1

I could really do with some help and intend to be active in this community and help others in return. I am a SQL developer using MS SQL Server for the last two years but I've hit a roadblock on this one. Imagine the scenario you have a number of "Accommodation Providers". Each has a certain "Service Capacity". We have a dataset with a number of concurrent "Placements" which can be any duration from a day to several years. We would like to know the "Occupancy Rate" by calculating it as

Occupancy = Placement Days (all days in all placements within period) /
(Capacity x Days in Period) X 100

I have changed names of fields/tables and am showing some made-up sample data here.

We have one dataset in a table (tPL) for "Placements". There are many thousands of records, going back 7 years

e.g

tbl_Placements tPL:

[Provder Name] [Name of Client] [Vacancy Filled Date] [Vacancy End Date]
Accommodation1   John Smith          2018-08-04          2018-08-12
Accommodation1    Jane Smith          2019-01-28          2019-04-09

and:

[Placement_Length_in_Days]
          8
          294

tbl_Month_Year tMY:

Month_Year
2018-03-01
2018-04-01
2018-05-01
2018-06-01
2018-07-01
2018-08-01
2018-09-01
2018-10-01
2018-11-01
2018-12-01
2019-01-01
2019-02-01
2019-03-01
2019-04-01
2019-05-01

and lastly

tbl_Service_Capacity tSC:

[Provider Name]     [Service Capacity]

Accommodation 1           12
Accommodation 2            4

Dividing by the service capacity is the easy part. Where I'm struggling is calculating the total number of "Placement Days" in a given period such as a month or quarter.
If you consider that Accommodation1, 2 and 3 can have multiple concurrent and overlapping placements of different lengths which can start and finish at any time, how can I calculate the total number of days in all placements, that fall within a given time period e.g. quarter or a month, to then calculate the occupancy percentage? The code below is an attempt. I'm presuming all months to be 30 days here, which I know is wrong. I know the logic is wrong here about calculating the number of days. To be honest, I'm almost totally fried and I just can't seem to get this done, hence I'm asking for help.
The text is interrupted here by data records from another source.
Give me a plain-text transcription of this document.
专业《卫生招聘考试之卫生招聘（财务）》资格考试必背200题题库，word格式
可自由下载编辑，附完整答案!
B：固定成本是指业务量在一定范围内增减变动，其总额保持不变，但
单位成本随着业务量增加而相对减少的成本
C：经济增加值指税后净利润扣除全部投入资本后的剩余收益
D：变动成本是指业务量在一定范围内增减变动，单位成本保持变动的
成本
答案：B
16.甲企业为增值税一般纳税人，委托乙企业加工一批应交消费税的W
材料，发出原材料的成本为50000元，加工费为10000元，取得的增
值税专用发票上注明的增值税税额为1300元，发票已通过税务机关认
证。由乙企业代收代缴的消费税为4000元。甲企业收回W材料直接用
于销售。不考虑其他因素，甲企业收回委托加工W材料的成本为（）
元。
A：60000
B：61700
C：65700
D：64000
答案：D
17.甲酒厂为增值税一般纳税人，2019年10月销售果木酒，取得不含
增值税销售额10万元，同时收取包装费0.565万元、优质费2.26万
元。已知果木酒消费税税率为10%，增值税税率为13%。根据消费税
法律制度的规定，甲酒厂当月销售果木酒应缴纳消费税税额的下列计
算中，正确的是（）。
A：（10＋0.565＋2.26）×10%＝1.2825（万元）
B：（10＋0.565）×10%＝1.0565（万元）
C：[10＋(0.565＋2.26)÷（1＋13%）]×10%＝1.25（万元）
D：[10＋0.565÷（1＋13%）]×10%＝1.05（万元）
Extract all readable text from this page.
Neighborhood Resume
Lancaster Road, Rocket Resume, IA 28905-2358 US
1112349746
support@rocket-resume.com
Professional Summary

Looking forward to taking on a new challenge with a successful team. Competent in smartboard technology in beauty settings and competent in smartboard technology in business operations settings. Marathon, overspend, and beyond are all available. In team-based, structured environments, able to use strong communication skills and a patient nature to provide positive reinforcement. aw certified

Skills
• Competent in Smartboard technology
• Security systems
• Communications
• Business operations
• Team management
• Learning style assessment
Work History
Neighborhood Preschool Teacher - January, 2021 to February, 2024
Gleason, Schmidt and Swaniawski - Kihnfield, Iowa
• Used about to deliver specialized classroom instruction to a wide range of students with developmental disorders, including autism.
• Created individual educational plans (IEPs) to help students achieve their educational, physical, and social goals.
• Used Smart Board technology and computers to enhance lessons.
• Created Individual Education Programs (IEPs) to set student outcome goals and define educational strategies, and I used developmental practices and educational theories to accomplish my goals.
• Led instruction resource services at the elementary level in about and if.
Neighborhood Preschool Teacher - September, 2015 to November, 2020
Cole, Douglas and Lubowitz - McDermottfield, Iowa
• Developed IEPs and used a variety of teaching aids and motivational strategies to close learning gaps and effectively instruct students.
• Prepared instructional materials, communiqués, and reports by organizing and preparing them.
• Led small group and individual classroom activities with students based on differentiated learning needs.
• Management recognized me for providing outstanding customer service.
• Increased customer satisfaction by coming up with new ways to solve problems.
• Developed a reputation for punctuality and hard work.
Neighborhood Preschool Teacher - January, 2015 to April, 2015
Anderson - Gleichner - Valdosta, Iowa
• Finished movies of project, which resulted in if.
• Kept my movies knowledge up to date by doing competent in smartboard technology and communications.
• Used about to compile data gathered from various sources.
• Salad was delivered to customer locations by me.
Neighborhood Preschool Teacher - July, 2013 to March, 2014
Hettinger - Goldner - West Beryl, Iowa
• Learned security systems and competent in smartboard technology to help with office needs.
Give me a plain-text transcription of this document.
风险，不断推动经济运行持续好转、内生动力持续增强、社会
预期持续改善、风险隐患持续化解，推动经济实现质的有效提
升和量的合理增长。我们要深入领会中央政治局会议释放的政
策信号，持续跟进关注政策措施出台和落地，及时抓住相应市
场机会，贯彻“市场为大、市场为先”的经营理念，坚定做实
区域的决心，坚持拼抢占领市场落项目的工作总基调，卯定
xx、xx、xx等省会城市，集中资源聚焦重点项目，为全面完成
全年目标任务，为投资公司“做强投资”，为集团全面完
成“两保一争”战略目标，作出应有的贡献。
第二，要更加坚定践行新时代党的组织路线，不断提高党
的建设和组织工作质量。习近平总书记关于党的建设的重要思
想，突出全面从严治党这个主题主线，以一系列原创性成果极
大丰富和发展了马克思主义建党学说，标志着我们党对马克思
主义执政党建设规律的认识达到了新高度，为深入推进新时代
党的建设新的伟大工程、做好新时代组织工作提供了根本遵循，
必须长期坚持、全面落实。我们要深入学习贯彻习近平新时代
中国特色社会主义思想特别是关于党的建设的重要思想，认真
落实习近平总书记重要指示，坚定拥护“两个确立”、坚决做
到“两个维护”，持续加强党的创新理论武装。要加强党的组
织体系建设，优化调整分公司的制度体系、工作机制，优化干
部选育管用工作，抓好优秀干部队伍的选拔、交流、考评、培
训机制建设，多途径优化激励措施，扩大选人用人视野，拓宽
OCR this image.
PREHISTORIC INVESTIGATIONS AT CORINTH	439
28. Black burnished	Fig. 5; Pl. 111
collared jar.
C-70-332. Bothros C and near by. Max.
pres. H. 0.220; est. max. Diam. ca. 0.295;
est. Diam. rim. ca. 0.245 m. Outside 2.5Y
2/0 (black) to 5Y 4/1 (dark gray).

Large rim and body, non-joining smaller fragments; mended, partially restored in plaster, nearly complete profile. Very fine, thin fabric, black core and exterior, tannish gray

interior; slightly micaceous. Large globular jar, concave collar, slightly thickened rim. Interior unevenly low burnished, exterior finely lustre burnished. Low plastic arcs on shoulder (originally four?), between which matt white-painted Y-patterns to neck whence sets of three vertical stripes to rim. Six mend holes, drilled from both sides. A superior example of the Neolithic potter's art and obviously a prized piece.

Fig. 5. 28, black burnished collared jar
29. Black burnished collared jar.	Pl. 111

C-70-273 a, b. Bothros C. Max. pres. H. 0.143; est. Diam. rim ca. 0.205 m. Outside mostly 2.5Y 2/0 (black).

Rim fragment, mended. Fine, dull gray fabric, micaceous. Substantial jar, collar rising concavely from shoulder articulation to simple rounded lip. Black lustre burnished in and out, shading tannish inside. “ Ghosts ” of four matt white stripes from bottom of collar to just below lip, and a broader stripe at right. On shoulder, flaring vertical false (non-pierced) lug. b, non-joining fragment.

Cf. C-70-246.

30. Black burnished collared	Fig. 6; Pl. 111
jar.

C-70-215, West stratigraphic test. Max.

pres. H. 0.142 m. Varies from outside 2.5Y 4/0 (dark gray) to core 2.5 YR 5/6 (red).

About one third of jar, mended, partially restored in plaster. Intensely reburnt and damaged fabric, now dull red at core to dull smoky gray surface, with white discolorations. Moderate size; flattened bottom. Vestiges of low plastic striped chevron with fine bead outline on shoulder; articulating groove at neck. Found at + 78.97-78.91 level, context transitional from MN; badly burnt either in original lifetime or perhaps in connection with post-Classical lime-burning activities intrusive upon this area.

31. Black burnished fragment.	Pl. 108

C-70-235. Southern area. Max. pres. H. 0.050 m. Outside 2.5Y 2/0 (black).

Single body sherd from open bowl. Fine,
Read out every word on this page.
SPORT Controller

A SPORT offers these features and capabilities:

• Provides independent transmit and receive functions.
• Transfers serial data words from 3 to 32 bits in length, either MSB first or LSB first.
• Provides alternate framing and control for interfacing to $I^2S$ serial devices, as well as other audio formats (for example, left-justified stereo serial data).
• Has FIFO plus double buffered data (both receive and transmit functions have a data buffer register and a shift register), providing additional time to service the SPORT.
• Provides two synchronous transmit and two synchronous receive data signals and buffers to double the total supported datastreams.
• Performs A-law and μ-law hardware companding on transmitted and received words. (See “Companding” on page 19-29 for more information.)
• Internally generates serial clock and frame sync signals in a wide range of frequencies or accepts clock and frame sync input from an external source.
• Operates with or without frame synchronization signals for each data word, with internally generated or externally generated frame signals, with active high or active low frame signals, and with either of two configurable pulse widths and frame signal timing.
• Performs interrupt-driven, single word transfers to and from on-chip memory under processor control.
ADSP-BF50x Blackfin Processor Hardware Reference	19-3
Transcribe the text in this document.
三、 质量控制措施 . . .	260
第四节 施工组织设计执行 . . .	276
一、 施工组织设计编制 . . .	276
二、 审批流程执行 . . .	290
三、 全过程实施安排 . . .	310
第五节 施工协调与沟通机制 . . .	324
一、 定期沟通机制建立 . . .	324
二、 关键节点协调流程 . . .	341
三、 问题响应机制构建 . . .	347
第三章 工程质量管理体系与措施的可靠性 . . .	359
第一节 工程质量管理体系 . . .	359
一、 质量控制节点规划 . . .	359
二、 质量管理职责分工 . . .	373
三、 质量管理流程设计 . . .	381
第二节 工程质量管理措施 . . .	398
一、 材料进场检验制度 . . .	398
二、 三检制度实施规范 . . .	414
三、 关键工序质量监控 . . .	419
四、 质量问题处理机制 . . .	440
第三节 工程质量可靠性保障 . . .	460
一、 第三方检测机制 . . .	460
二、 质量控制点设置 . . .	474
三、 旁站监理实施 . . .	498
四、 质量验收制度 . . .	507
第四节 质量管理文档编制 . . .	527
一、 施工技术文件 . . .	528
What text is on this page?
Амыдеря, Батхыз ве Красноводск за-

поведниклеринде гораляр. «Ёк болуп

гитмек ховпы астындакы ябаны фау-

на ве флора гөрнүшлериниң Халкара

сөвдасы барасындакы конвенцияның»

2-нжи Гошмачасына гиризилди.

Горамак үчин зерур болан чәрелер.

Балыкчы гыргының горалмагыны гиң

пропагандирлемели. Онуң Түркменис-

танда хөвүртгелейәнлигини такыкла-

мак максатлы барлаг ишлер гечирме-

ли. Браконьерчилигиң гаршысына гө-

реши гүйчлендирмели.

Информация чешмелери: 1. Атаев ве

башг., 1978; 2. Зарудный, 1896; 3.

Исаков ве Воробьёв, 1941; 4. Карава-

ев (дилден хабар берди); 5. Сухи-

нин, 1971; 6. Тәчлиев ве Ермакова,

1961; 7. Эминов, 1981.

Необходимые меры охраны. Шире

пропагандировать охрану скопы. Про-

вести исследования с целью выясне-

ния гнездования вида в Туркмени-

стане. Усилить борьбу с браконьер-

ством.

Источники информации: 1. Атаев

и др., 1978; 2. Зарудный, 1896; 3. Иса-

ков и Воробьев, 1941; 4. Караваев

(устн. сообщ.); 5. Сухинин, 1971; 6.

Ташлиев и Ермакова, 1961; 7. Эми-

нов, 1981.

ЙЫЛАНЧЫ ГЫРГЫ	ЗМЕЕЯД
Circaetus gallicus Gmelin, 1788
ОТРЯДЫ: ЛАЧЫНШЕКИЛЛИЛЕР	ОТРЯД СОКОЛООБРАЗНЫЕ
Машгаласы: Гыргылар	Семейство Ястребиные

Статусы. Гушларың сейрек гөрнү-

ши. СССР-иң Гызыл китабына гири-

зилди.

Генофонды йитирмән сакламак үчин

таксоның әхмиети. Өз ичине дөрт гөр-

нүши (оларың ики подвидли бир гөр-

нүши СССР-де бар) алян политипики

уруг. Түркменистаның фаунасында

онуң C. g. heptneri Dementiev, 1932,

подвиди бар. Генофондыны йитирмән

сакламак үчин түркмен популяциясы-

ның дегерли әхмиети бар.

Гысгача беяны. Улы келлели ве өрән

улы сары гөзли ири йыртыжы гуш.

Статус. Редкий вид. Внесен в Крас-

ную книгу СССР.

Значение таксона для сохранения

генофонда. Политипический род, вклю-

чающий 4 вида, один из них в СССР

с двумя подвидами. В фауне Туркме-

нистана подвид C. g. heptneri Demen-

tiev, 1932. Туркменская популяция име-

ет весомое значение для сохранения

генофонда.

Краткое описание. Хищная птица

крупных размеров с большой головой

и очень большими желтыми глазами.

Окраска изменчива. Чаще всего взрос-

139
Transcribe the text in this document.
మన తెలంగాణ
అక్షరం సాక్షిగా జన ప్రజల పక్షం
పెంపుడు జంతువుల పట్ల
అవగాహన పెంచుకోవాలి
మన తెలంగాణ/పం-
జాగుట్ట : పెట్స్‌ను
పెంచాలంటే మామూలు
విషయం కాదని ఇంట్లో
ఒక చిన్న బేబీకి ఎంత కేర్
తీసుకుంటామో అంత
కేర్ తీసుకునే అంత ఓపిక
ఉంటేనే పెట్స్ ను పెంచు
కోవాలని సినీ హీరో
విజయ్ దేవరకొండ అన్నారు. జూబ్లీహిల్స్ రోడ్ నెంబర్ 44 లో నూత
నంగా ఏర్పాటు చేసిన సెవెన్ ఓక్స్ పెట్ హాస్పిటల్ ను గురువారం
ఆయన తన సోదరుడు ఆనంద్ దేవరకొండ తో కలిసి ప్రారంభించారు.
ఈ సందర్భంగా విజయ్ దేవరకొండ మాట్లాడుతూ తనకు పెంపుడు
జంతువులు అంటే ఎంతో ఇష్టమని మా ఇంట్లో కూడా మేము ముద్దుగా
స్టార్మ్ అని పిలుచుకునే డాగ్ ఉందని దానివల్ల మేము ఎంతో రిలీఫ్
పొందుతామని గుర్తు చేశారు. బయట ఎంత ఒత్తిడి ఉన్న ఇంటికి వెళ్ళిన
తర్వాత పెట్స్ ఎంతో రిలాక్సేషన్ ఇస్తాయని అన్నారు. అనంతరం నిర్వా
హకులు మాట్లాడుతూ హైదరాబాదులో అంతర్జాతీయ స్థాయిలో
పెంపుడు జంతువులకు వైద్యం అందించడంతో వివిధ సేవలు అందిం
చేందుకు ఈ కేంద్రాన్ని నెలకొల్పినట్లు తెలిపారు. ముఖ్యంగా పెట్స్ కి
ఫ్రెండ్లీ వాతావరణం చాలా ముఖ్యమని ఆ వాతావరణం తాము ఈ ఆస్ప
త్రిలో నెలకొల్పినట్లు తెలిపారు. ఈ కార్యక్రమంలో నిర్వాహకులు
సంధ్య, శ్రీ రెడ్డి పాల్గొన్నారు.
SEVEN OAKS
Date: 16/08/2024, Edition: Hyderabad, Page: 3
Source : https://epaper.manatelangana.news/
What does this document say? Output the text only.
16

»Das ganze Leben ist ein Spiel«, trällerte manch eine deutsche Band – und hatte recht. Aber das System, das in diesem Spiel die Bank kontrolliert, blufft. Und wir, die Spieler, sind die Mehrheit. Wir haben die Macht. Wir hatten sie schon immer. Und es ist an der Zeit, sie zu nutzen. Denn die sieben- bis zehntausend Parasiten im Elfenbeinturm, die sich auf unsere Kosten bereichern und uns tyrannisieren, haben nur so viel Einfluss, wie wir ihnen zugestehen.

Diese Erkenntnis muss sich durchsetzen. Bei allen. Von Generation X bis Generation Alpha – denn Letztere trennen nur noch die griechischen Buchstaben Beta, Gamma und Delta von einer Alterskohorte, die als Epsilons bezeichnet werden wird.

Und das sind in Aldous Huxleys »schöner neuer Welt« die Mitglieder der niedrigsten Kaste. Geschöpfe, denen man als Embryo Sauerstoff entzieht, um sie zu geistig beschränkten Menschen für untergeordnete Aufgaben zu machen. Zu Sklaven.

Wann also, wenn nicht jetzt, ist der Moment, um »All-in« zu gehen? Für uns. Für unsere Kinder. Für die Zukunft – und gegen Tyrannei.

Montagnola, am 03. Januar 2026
Am I going about this the wrong way by joining on a date table? Has anyone come against this before. Also if you would like me to give you more information or clarify, I'm happy to do so.

Any help you can give will be hugely appreciated!

Please see the code below. I've tried it a few different ways, but sadly did not save the older versions to show. They didn't work, though. I've done something similar in the past to see how many "open cases" there were at any given point in time. That inspired the code here and went like this:

SELECT        TOP (1000) tMY.Month_Year, COUNT(*) AS ActiveCases
FROM          tbl_Casework   AS tblCW LEFT OUTER JOIN
                         tbl_Month_Year AS tMY ON tMY.Month_Year >= tblCW.Start_Date AND tMY.Month_Year <= DATEADD(day, 31 - DATEPART(day, 
                         ISNULL(tblCW.End_Date, GETDATE())), ISNULL(tblCW.End_Date, GETDATE()))
GROUP BY tMY.Month_Year

This definitely worked, but was just a count of "how many cases were open at some point during each month?"

SELECT tMY.Month_Year
        ,tPL.[Accommodation Provider]
        ,tSC.[Service_capacity_Total]
-- if started before month began and closed at or after end of month / or still open
        ,(sum(case when (datediff(day, tPL.[Vacancy Filled Date], [tMY].[MonthYear])<0 AND 
                (datediff(day, [tMY].[Month_Year], tPL.[Vacancy End Date])>=30) OR tPL.[Vacancy End Date] is null) then 30 
-- if started after month began and closed during month
        ,sum(case when (datediff(day, tPL.[Vacancy Filled Date], [tMY].[MonthYear])>=0 AND 
                datediff(day, [tMY].[Month_Year], tPL.[Vacancy End Date])<=30) then tPL.[Placement_Length_in_Days]
-- if started before and closed after month - take filled date to end of month
        ,sum(case when datediff(day, [tMY].[Month_Year], tPL.[Vacancy End Date])>=30 AND datediff(day, tPL.[Vacancy Filled Date], [tMY].[Month_Year])<0 then 
        datediff(day, tPL.[Vacancy Filled Date], DATEADD(DAY, 30, tMY.Month_Year)) END) / (tSC.[Service_capacity]*30)*100 As [Occupancy Rate]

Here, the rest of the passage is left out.